Da didn’t say anything—which was odd. Whatever he was holding back was bigger than taking charge of a locker full of grimoires.
“There are some other things you should know,” Charles said. “At least two of the witches involved in running the facility we found Erasmus in are Hardestys.”
“Interesting,” said Da.
“They found a way to disguise the scent of black magic,” Charles said. “I could feel it—but not smell it.”
“Yes,” agreed Tag. “It’s an odd sensation.”
“I couldn’t feel it or smell it,” Anna said. “Not without bringing my wolf up to the surface.”
“And Anna and I walked down a hall with what felt like proper torture chambers on either side of us, and I still couldn’t smell it.”
“That knowledge has been in the world a long time.” Da’s voice was restrained. “But apparently someone decided to sell it to the rest of the witches. Mercy ran into that effect when she encountered the Hardestys.”
“Carrie Green had something that protected her from the black witches,” Anna said. “Something that predated Wild Sign. It’s the reason that Daniel Green—Daniel Erasmus—didn’t take her down for her power.”
“That is a different kind of thing,” Charles told her. “Though I’ve never heard of anything that could protect a white witch against the likes of the Hardestys or Daniel Erasmus.”
“There is nothing like that in the Green family,” agreed Da.
“Carrie’s father was Daniel’s son, a man named Jude,” Charles said. “Her mother came from a witch family as well, but she had no power. Maybe whatever it was came to Carrie from her mother’s family. I’ll research it.”
“Is that all?” Da asked.
“Yes,” said Charles.
“Bright Things’s Zander is selling snow cones in Happy Camp,” Anna said.

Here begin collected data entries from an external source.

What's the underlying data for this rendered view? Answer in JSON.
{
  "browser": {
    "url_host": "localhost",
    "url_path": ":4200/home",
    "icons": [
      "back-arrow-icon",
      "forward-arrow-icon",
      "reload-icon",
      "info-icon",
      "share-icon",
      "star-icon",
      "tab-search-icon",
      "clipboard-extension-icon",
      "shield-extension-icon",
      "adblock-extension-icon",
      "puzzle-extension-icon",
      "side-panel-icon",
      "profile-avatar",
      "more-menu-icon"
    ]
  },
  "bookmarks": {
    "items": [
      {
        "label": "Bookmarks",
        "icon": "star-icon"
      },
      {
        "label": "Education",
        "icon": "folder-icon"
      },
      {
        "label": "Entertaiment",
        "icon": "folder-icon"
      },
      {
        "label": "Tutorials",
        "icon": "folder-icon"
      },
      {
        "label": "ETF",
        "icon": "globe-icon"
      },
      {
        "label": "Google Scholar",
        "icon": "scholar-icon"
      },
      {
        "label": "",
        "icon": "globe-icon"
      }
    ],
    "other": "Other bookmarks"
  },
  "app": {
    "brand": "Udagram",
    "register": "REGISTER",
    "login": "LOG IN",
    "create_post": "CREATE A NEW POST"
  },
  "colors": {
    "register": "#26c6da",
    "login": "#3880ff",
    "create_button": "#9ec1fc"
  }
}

“Really?” said his da, sounding dumbfounded. Apparently he knew who the photographer was as well. “What’s he doing there?”
“I know, right? I mean, he has to be somewhere, that makes sense.”
“But Happy Camp?” Bran agreed. He sounded almost as giddy as Anna did.
There was no reason to feel the slightest bit of jealousy over the pretty boy, Charles thought, looking at the excitement on his wife’s face. He had been able to tell that Zander had been flirting outrageously with Anna when he and Tag had interrupted them—but she had not been interested in the photographer that way. Charles wasn’t even sure that she’d noticed she was being flirted with.
It wasn’t jealousy, really, he decided, or not the suspicious kind of jealousy. Charles only wished that he could be like that boy for his wife—someone softer, gentler. Younger.
She is ours, Brother Wolf reminded him smugly. That one can find his own person. She already belongs to us.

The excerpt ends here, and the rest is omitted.